In one case, the Information Commissioner fined an NHS organisation £70,000 after a consultant’s letter was emailed to the wrong patient who had a similar name to the patient who should have received the email.

Another common pitfall when using email is sending an email to a group of patients using the ‘to’ or ‘CC’ section, instead of blind copying the recipients. This breaches confidentiality because all the recipients can see each other’s email addresses, it reveals who is on the mailing list and depending on the content of the email it can also reveal the service being offered to that patient. For example, if the email is regarding a particular vaccination.

It’s important to take extra care when sending emails to prevent these easy mistakes from happening. Take your time, avoid using ‘auto select’ functions where it could be easy to click the wrong address and always review the email before pressing send.

2. Data storage

Practices are responsible under the Data Protection Act to ensure that patient information is held securely and protected from unauthorised or unlawful processing.

You might wish to take advice from IT specialists on ensuring security of patients’ digital records. In reality no system will ever be 100% secure, but if there does happen to be an unauthorised disclosure of information you will need to be able to justify the steps you have taken to prevent the confidentiality breach.

Some things you can ask yourself are:

  • Is your IT system adequately protected from unauthorised access e.g. is it protected with the use of strong passwords and is the data encrypted?
  • Is your software medico-legally compliant e.g. does it allow you to produce hard copies of records?
  • Does your system provide a full audit trail?
  • Do you regularly back up your electronic records and check that your back-up is working correctly and you are able to retrieve/restore records if necessary?
  • Do you hold a back-up of your electronic files in secure off-site premises?

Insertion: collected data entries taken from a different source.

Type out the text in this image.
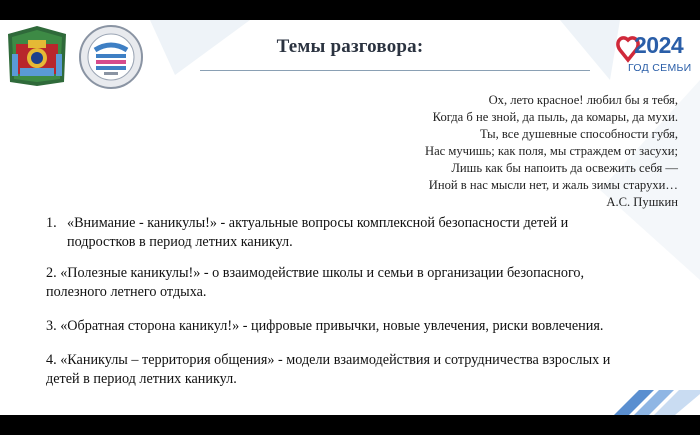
Темы разговора:	2024
ГОД СЕМЬИ
Ох, лето красное! любил бы я тебя,
Когда б не зной, да пыль, да комары, да мухи.
Ты, все душевные способности губя,
Нас мучишь; как поля, мы страждем от засухи;
Лишь как бы напоить да освежить себя —
Иной в нас мысли нет, и жаль зимы старухи…
А.С. Пушкин
1. «Внимание - каникулы!» - актуальные вопросы комплексной безопасности детей и
подростков в период летних каникул.
2. «Полезные каникулы!» - о взаимодействие школы и семьи в организации безопасного,
полезного летнего отдыха.
3. «Обратная сторона каникул!» - цифровые привычки, новые увлечения, риски вовлечения.
4. «Каникулы – территория общения» - модели взаимодействия и сотрудничества взрослых и
детей в период летних каникул.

Read more: CQC highlights good practice in data security

3. The reception area

There are many small and simple changes that practices can make which can help to reduce the risk of confidential patient information being inadvertently shared in the reception and waiting area.

All computers at reception should be orientated facing away from the counter so patients and other visitors attending the practice are not able see any information on the screen. You could also consider purchasing privacy filters for the computer screens, which prevent others being able to view the screen from the side.  

All staff should also be aware of the potential for their conversations to be overheard by those in the waiting room. Whether it’s while speaking to patients or to each other, staff should always be mindful of being discrete and not discussing confidential or identifying information within earshot of others.

Read more: Ensuring confidentiality in reception

Confidentiality tips from the MDU:

  • Fully acquaint yourself and your colleagues with up-to-date legal requirements, along with  GMC and NHS guidance on confidentiality.
  • Nominate a person to be responsible for practices and procedures for handling confidential data.
  • Train all staff to keep information confidential and reinforce the message regularly. Write a confidentiality clause into contracts of employment.
  • Keep discussion about the clinical management of patients private and out of earshot of the public.
  • Ensure patients cannot read another patient's details on computer screens.
  • Check the identity of telephone callers asking for information about a patient, if necessary by calling them back via directory enquiries.
  • Take professional advice before connecting your computer to a network and keep a record of the advice.
  • Ensure electronic means of communication such as fax and email are secure before sending information.
  • Consider use of anonymised patient data when this might satisfy a request for information.